No recém-lançado livro O púlpito: fé, poder e o Brasil dos evangélicos (editora Todavia), a jornalista traz complexidade a um grupo que vem ganhando representatividade na política nacional desde a redemocratização e fomenta um mercado de empreendedores e consumidores, já que vertentes da religião passaram a estimular o enriquecimento em vida.
Em entrevista à DW, a jornalista, que cobre o tema para a Folha de S. Paulo desde 2010, fala sobre a expansão da cultura gospel, a polarização que intensificou a identificação dos evangélicos com o ex-presidente Jair Bolsonaro e a dificuldade da esquerda brasileira em lidar com esse grupo religioso.
"Embora plurais, os evangélicos acabaram sendo reconhecidos como atores de extrema direita, uma caracterização injusta quando se pensa na base evangélica, de maioria negra, pobre e feminina", afirma Anna Virginia, reforçando que a política institucional não domina o cotidiano das igrejas evangélicas.
Ao lado da análise histórica e social, O púlpito reúne relatos de gente como Luiz, que se envolveu com o tráfico, mas deixou o crime ao se converter; o empreendedor Silas Bitencourt, criador do estimulante sexual Levanta Varão e do "primeiro reality show gospel do país"; e Camila Mantovani, militante da Frente Evangélica pela Legalização do Aborto.
DW: O livro deixa claro o desejo de complexificar o entendimento dos evangélicos como grupo social heterogêneo.

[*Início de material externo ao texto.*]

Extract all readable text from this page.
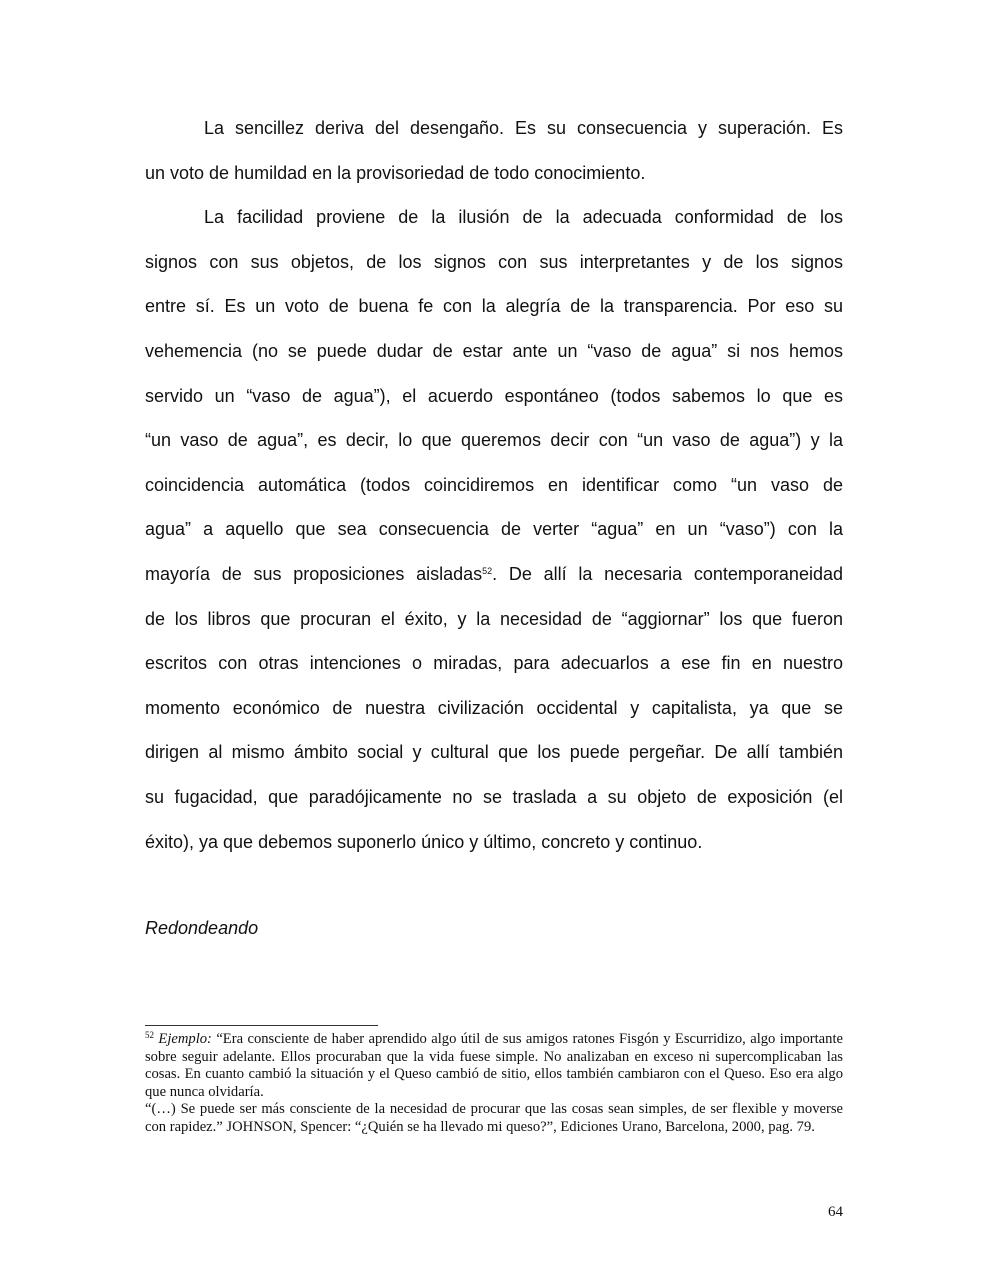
La sencillez deriva del desengaño. Es su consecuencia y superación. Es
un voto de humildad en la provisoriedad de todo conocimiento.
La facilidad proviene de la ilusión de la adecuada conformidad de los
signos con sus objetos, de los signos con sus interpretantes y de los signos
entre sí. Es un voto de buena fe con la alegría de la transparencia. Por eso su
vehemencia (no se puede dudar de estar ante un “vaso de agua” si nos hemos
servido un “vaso de agua”), el acuerdo espontáneo (todos sabemos lo que es
“un vaso de agua”, es decir, lo que queremos decir con “un vaso de agua”) y la
coincidencia automática (todos coincidiremos en identificar como “un vaso de
agua” a aquello que sea consecuencia de verter “agua” en un “vaso”) con la
mayoría de sus proposiciones aisladas$^{52}$. De allí la necesaria contemporaneidad
de los libros que procuran el éxito, y la necesidad de “aggiornar” los que fueron
escritos con otras intenciones o miradas, para adecuarlos a ese fin en nuestro
momento económico de nuestra civilización occidental y capitalista, ya que se
dirigen al mismo ámbito social y cultural que los puede pergeñar. De allí también
su fugacidad, que paradójicamente no se traslada a su objeto de exposición (el
éxito), ya que debemos suponerlo único y último, concreto y continuo.
Redondeando

$^{52}$ Ejemplo: “Era consciente de haber aprendido algo útil de sus amigos ratones Fisgón y Escurridizo, algo importante sobre seguir adelante. Ellos procuraban que la vida fuese simple. No analizaban en exceso ni supercomplicaban las cosas. En cuanto cambió la situación y el Queso cambió de sitio, ellos también cambiaron con el Queso. Eso era algo que nunca olvidaría.

“(…) Se puede ser más consciente de la necesidad de procurar que las cosas sean simples, de ser flexible y moverse con rapidez.” JOHNSON, Spencer: “¿Quién se ha llevado mi queso?”, Ediciones Urano, Barcelona, 2000, pag. 79.

64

Como você buscou equilibrar histórias singulares e a formação de uma identidade coletiva, com reflexos na política, na economia e nos costumes brasileiros?
Anna Virginia Balloussier: Quando você envereda pelas igrejas evangélicas, naturalmente vê essa pluralidade. Antigamente, a gente evocava o estereótipo das mulheres de cabelo até abaixo da cintura, o homem de paletó com a Bíblia debaixo do sovaco. Hoje isso caiu um pouco por terra, mas ainda existe a imagem do crente conservador que vai tentar te converter na marra.
Sempre cito a Igreja Batista para mostrar o quão plurais são os evangélicos. Dou três exemplos: André Valadão, pastor que sugeriu que Deus deveria matar pessoas LGBTQIA+; Josué Valandro, pastor da igreja de Michelle Bolsonaro [esposa do ex-presidente Jair Bolsonaro]; e Henrique Vieira [deputado federal pelo PSOL/RJ], que é muito progressista. Todos são da Batista, que é uma igreja histórica, não pentecostal, mas também não é uma só.
Além disso, encontramos contradições na mesma pessoa. O livro tem um caso sintomático: a pastora que odeia que a filha seja pró-aborto. A filha pergunta à mãe: "quando chega na igreja uma mulher que acabou de abortar, o que você faz? Chama a polícia?". A pastora responde: "dou abraço, colo". A filha diz: "então o que você quer é a mesma coisa que eu, descriminalizar o aborto, que essa mulher não vá para a cadeia".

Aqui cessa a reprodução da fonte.